After that conversation, the attorneys who had represented the company, Terry C. Legum and Adam R. Wilk of Fairfax, filed papers to vacate the judgment and dismiss the case without prejudice.

However, Todd M. Fiorella, the attorney State Farm had retained to represent it and Beckner on the UM claim, objected. Fiorella contended that Travelers had no legal right to have the default judgment set aside because filing pleadings with no basis in fact was a serious mistake, but hardly a fraud on the court that warranted setting aside the judgment. Beckner and State Farm were entitled to rely on the final judgment that had been entered against Beckner as full satisfaction of Denobrega’s claim against him, Fiorella argued.

Fulton directed Travelers’ attorneys to file briefs on the fraud issue by July 31, but they did not do so.
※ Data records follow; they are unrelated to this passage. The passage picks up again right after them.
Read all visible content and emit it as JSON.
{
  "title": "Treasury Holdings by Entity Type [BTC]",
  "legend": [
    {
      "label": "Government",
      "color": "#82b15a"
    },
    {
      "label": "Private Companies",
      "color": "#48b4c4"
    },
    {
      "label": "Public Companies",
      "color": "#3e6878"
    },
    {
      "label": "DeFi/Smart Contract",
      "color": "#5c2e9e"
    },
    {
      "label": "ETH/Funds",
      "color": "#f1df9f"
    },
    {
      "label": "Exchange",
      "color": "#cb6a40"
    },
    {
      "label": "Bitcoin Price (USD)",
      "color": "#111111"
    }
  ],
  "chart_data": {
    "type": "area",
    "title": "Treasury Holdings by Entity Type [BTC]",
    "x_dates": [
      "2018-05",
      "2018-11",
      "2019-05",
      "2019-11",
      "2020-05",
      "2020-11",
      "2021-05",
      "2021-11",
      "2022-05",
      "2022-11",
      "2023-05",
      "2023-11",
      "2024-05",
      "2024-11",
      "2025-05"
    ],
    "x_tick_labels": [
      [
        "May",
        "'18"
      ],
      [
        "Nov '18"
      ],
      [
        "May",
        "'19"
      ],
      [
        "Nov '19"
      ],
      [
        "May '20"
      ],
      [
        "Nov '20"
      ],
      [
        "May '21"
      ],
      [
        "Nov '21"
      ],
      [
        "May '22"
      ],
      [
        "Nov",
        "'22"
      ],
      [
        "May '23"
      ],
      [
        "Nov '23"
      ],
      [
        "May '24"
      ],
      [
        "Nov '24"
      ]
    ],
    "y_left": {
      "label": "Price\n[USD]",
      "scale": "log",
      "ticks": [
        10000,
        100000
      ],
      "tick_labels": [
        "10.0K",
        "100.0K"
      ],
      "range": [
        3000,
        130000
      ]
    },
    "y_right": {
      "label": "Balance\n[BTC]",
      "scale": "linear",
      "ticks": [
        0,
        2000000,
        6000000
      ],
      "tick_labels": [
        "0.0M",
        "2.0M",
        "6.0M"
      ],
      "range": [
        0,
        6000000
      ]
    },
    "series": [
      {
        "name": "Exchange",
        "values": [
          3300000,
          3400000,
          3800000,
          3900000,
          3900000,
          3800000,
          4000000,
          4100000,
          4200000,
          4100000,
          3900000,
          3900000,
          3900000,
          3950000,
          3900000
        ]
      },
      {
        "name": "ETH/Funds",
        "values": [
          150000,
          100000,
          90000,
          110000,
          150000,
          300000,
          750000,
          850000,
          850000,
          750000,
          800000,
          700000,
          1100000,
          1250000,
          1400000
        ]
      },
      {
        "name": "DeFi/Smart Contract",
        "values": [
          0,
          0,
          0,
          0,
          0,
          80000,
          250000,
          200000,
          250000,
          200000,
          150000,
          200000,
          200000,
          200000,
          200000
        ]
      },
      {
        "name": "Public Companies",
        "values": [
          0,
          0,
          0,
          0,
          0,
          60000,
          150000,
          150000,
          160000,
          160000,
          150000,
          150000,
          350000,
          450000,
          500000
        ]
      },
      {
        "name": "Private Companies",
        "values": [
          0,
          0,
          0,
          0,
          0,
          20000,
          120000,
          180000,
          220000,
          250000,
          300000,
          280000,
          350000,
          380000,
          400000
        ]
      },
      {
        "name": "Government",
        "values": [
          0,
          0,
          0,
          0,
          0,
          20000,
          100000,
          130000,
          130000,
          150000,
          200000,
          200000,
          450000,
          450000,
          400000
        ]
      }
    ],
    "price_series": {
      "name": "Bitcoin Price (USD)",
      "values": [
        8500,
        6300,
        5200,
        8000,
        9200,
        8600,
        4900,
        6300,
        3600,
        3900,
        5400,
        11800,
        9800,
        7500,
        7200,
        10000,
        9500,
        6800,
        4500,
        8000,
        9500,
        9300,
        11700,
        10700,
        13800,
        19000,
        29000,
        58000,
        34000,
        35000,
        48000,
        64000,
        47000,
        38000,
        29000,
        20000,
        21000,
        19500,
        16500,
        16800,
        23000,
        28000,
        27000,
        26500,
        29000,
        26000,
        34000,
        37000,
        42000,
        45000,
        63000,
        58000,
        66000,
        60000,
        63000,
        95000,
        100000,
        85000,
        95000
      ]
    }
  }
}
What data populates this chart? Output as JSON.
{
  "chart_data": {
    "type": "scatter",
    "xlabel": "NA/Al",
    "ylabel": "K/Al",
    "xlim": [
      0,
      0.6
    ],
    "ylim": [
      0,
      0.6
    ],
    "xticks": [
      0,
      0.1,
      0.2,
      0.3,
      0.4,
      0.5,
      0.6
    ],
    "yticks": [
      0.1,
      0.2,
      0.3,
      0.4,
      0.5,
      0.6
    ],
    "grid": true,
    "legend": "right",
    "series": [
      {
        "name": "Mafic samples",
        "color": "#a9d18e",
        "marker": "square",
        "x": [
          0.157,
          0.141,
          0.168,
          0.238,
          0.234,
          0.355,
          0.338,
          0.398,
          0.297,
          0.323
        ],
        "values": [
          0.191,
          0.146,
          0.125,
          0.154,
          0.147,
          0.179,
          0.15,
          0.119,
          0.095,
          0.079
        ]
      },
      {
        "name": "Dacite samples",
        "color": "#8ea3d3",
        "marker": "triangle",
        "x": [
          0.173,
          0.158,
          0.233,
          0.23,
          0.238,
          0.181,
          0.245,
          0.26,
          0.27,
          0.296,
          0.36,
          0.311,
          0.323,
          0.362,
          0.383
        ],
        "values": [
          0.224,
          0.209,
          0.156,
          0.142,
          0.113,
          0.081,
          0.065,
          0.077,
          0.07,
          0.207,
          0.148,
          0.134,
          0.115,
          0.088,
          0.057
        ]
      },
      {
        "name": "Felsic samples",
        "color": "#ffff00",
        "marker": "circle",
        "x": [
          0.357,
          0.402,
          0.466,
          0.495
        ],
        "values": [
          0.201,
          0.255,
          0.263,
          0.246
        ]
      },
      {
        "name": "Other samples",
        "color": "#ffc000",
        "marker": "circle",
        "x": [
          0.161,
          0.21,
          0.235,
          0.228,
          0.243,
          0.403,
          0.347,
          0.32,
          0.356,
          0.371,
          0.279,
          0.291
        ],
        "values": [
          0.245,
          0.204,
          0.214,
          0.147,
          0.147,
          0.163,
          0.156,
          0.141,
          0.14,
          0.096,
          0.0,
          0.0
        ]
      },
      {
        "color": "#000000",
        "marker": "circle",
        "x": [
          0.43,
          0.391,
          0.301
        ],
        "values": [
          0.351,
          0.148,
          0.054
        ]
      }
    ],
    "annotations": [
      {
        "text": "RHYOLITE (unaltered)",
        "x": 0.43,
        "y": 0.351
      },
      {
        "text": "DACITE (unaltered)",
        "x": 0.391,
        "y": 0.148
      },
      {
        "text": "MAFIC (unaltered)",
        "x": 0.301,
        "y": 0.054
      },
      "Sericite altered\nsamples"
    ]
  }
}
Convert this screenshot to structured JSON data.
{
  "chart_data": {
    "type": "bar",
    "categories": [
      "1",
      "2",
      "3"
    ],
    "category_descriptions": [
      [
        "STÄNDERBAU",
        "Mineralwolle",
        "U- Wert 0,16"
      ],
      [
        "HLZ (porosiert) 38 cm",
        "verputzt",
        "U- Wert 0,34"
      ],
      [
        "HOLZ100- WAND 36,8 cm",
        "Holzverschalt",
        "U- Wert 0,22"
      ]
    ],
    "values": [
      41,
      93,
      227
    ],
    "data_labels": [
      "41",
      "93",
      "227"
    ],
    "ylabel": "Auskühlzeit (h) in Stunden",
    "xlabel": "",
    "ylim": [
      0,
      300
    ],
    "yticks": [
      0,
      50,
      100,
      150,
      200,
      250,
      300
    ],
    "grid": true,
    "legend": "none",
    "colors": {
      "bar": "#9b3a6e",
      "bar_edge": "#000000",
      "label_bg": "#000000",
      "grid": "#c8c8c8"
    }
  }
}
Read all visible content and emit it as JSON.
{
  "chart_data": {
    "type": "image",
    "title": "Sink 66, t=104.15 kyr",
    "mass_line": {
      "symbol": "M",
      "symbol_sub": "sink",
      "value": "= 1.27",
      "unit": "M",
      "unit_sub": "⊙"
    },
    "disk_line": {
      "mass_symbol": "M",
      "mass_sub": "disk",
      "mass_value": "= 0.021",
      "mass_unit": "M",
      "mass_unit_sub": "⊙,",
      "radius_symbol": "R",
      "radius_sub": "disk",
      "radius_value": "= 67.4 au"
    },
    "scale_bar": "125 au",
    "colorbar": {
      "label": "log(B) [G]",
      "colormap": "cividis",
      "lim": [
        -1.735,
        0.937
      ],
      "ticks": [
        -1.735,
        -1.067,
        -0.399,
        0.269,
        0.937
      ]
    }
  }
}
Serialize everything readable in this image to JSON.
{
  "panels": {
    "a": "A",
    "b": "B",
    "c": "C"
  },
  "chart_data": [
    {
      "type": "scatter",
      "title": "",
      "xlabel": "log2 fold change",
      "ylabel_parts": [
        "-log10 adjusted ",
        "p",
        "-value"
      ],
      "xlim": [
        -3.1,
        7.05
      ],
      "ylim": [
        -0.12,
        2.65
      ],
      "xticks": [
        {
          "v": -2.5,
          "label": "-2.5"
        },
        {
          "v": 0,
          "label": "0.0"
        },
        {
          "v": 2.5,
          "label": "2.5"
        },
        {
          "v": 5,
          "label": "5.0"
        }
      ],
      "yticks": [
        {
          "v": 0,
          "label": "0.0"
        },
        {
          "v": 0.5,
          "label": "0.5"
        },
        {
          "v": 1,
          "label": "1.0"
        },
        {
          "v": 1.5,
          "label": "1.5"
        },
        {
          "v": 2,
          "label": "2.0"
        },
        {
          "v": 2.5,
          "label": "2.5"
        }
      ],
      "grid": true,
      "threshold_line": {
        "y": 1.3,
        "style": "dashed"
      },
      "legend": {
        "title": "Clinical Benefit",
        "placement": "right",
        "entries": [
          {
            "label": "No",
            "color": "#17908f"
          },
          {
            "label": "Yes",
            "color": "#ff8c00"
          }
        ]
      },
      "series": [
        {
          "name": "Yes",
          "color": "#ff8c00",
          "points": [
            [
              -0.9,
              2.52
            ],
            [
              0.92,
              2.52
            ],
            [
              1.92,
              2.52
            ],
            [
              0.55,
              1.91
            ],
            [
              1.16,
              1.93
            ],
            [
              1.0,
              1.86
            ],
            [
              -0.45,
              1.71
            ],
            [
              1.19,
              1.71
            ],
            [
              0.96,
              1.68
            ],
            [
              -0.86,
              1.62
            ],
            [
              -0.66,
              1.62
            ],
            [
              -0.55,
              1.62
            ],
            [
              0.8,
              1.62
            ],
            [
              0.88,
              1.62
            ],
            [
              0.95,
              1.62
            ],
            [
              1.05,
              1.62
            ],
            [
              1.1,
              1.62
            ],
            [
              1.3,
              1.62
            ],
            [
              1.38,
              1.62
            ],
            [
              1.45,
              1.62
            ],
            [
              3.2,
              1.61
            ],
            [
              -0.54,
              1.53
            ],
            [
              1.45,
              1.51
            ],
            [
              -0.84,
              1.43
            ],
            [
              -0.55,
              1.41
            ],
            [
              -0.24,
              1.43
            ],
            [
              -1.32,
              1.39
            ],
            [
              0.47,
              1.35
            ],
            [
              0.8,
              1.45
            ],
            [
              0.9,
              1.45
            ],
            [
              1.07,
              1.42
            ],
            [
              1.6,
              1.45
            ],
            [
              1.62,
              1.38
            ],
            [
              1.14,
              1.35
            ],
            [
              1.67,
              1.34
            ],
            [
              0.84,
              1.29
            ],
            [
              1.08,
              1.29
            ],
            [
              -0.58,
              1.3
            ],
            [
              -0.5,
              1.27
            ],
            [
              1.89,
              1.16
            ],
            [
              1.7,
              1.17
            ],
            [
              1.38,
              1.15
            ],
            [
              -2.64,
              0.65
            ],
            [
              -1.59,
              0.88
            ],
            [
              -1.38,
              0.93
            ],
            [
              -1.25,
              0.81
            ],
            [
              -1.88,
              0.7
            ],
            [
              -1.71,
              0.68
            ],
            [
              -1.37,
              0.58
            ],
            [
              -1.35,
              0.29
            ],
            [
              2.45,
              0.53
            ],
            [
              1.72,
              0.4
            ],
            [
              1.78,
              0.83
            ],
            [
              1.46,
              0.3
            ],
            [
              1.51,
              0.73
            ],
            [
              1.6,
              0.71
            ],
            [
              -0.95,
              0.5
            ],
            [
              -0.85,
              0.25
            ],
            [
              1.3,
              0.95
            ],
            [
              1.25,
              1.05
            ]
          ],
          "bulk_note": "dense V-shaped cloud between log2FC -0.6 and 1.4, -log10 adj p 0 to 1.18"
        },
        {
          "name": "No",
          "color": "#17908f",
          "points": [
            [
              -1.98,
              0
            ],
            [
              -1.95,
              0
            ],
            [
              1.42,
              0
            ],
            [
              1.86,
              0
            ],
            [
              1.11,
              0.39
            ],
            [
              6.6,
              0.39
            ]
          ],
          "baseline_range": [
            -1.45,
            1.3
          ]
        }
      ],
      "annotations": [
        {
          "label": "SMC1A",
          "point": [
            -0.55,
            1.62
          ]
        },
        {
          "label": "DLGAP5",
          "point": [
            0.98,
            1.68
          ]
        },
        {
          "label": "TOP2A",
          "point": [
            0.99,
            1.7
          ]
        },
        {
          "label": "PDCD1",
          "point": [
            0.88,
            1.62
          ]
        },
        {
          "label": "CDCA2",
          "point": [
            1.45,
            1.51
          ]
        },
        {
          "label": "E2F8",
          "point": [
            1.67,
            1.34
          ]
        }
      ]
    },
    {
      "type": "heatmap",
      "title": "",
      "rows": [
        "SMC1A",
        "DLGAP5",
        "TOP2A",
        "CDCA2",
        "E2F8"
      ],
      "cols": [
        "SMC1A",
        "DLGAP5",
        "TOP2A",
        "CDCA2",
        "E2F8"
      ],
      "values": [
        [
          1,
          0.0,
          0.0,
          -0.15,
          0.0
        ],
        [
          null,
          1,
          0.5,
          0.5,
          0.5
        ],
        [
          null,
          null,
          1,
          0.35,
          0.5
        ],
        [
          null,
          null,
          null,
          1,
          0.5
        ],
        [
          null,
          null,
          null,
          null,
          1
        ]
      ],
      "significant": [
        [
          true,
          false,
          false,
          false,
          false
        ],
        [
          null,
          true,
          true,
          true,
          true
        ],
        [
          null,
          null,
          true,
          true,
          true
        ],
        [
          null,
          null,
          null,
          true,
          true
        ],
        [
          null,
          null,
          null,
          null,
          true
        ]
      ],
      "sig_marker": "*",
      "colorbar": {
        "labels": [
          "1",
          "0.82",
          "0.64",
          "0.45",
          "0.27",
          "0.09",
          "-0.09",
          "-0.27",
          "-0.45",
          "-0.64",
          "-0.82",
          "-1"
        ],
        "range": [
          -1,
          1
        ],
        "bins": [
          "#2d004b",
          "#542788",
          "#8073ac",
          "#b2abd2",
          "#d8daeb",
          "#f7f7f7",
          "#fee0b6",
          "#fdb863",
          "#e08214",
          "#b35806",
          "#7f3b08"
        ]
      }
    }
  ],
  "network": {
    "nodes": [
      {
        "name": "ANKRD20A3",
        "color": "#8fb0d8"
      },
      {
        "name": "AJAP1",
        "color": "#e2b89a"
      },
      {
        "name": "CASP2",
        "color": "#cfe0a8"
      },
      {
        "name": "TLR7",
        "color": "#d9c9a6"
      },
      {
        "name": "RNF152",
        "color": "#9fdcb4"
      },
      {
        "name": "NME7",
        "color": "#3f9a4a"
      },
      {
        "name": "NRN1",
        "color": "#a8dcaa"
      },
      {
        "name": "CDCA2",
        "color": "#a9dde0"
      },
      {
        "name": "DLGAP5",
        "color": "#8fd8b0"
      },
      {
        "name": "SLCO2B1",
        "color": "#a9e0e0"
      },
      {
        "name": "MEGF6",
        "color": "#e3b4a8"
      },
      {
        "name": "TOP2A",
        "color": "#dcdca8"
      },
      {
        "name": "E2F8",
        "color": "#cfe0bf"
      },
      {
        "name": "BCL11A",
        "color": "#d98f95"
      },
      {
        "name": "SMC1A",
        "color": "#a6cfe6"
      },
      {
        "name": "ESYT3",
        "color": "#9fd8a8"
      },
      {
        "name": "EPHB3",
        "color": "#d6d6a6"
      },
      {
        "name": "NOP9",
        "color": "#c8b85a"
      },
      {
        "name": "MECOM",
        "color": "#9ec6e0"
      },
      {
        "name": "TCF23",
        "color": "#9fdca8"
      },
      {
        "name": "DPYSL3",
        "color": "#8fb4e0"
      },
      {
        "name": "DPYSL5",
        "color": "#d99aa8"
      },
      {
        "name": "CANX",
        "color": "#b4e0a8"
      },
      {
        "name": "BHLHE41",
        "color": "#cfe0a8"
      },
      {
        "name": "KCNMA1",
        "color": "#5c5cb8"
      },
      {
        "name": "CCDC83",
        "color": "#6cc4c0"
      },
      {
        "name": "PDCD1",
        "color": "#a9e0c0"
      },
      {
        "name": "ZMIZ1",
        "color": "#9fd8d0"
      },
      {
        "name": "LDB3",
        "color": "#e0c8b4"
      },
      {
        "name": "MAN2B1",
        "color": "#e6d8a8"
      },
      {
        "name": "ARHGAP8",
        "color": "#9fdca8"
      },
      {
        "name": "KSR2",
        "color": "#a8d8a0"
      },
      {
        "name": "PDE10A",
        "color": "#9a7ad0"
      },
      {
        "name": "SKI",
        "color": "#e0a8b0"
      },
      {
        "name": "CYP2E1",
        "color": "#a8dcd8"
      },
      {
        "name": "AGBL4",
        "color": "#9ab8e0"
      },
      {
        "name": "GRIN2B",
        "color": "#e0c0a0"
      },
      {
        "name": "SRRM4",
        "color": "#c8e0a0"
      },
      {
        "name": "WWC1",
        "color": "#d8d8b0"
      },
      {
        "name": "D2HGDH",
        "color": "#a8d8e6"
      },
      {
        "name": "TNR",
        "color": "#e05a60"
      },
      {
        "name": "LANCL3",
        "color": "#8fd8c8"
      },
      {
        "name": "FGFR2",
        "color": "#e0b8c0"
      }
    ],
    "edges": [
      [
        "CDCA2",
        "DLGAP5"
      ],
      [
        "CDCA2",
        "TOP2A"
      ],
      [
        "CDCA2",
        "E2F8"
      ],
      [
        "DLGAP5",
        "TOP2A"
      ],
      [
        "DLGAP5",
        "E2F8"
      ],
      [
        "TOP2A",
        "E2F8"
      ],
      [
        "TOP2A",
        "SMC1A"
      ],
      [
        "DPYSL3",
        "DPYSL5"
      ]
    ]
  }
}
As a result, the default judgment became final and the doctrine of res judicata barred Breit’s suit against Beckner and State Farm.

Breit then filed the suit against the carrier, Legum and Wilk. “Travelers and its agents filed their lawsuits in the plaintiff’s name with the full intention to take over the claim of [Denobrega] and restrict the damages she may be able to recover,” Breit alleged in the lawsuit.

Breit said state law permits a workers’ comp carrier to seek subrogation from the responsible party, but it does not allow the carrier to represent its interests to the exclusion of those of the claimant.

The suit seeks $1 million in compensatory damages and $350,000 in punitive damages.

Breit said the ultimate result may be that Denobrega will be able to recover more from Travelers than she could have received under the UM policy because the maximum coverage under it was $250,000.

Efforts to get a response from the defendants to Breit’s lawsuit were unsuccessful.